Al-Aly: If I get if I get COVID today, the first thing I’m going to do is call my provider. I’m going to ask her to please prescribe it for me, because I know it reduces my risk of long COVID.
USM: So, even if you don’t have a bad case of COVID-19, you should get Paxlovid?
Al-Aly: Yes. The data tell us that Paxlovid reduces the risk of severe acute disease and also reduces risk of long COVID. It is a medicine that has side effects. It does have drug-drug interactions, so patients should talk to their providers about whether it is right for them.
USM: What do you see is the biggest challenge today facing the VA and other large health systems in managing patients with long COVID?
Al-Aly: First of all, I personally feel that the VA has done an amazing job. You know, we have Long COVID clinics throughout the VA system. There’s at least one in every VISN.
I think the major challenge is really continuing to wrap our head around it. I literally live and breathe long COVID. I’m thinking about it and write about it and research about it and do interviews about it, and there’s still a lot to learn and understand about long COVID. We need more understanding of long COVID.
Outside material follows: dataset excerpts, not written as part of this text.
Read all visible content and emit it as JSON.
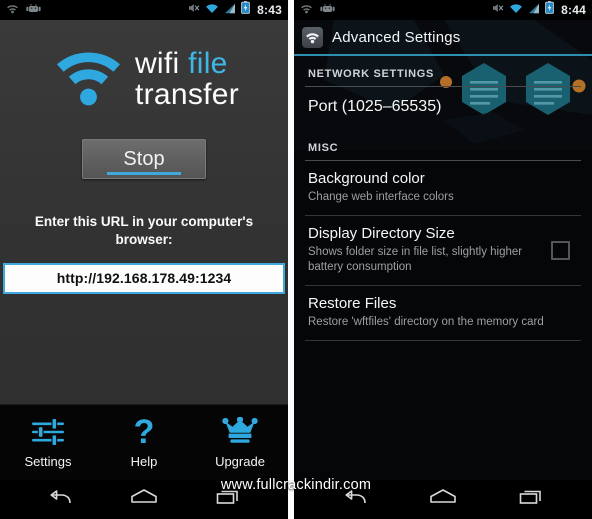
{
  "left_phone": {
    "status_bar": {
      "time": "8:43",
      "icons": [
        "wifi-icon",
        "android-robot-icon",
        "mute-icon",
        "wifi-signal-icon",
        "cell-signal-icon",
        "battery-icon"
      ]
    },
    "logo": {
      "word1": "wifi",
      "word2": "file",
      "word3": "transfer",
      "icon": "wifi-arc-icon",
      "accent_color": "#3fb6e8"
    },
    "stop_button": {
      "label": "Stop",
      "accent_color": "#3fa9dd"
    },
    "url_prompt": "Enter this URL in your computer's browser:",
    "url_value": "http://192.168.178.49:1234",
    "tabs": [
      {
        "label": "Settings",
        "icon": "sliders-icon"
      },
      {
        "label": "Help",
        "icon": "question-mark-icon"
      },
      {
        "label": "Upgrade",
        "icon": "crown-icon"
      }
    ],
    "nav_bar": [
      "back-icon",
      "home-icon",
      "recents-icon"
    ]
  },
  "right_phone": {
    "status_bar": {
      "time": "8:44",
      "icons": [
        "wifi-icon",
        "android-robot-icon",
        "mute-icon",
        "wifi-signal-icon",
        "cell-signal-icon",
        "battery-icon"
      ]
    },
    "action_bar": {
      "title": "Advanced Settings",
      "icon": "app-wifi-icon",
      "rule_color": "#2e8fae"
    },
    "sections": [
      {
        "header": "NETWORK SETTINGS",
        "rows": [
          {
            "title": "Port (1025–65535)",
            "subtitle": "",
            "control": "none"
          }
        ]
      },
      {
        "header": "MISC",
        "rows": [
          {
            "title": "Background color",
            "subtitle": "Change web interface colors",
            "control": "none"
          },
          {
            "title": "Display Directory Size",
            "subtitle": "Shows folder size in file list, slightly higher battery consumption",
            "control": "checkbox",
            "checked": false
          },
          {
            "title": "Restore Files",
            "subtitle": "Restore 'wftfiles' directory on the memory card",
            "control": "none"
          }
        ]
      }
    ],
    "nav_bar": [
      "back-icon",
      "home-icon",
      "recents-icon"
    ]
  },
  "watermark": "www.fullcrackindir.com"
}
Obviously, as we pointed out, there are no FDA-approved treatments, and that’s also another challenge. We have people showing up to clinics and saying, “I want a blood thinner, anticoagulants,” and [the] like, so we need more trials in this area to help us understand, is the risk worth it, is the benefit going to outweigh the risk? So we need data on that. Treatment is really important. We’re three years in and have no FDA-approved treatments. That has to change.
I think the other one is really pandemic fatigue and the idea that this challenge, that COVID, is behind us and is no longer a threat. People are less likely to get the vaccine. We need to counter that with patients, with veterans and with too many community providers. It is also important to say, “You may see it that way, and I understand pandemic fatigue, and I definitely feel you, because we’re all sick and tired of COVID and the pandemic. I understand you. But vaccines really work and we have to try to continue to optimize vaccine uptake and use of anti-virals.”
This is not a problem for the VA only; this is a problem for all of us as a nation; it’s a global problem. At the university right next door, there are also long COVID clinics that have the exact same struggles that we have. This is a ubiquitous struggle in every clinic throughout the nation. People want to put it in the past, but we still have people with COVID and in the ICU in the middle of the summer.
USM: The VA often develops clinical pathways or algorithms to guide treatment, where, if your patient presents with these symptoms, do X. Are those in development for long COVID?
Al-Aly: Yes, we have clinical guidelines for long COVID, and that’s helpful. As we’re learning more, we’re certainly incorporating all that knowledge. I think from that perspective, we’re keeping up to date and keeping our community of providers apprised of all the developments for long COVID.
We have calls that happen on a recurring basis at least twice per month. Here at the St. Louis VA, I run a monthly lecture series to educate the whole VA nationwide on COVID. We host world leaders to try to talk about COVID mechanisms, treatment, different aspects of long COVID, such as dysautonomia, POTS, the biology of brain fog, treatment for brain fog—all of those things. Leaders from throughout the world, from London, from Oxford University, Harvard—everywhere.
There is a lot that we do to try to make sure that our people are survivors and providers are in touch with the latest science, the latest findings, the guidelines, to make sure that we are keeping up to date with an evolving field, and that is literally changing daily.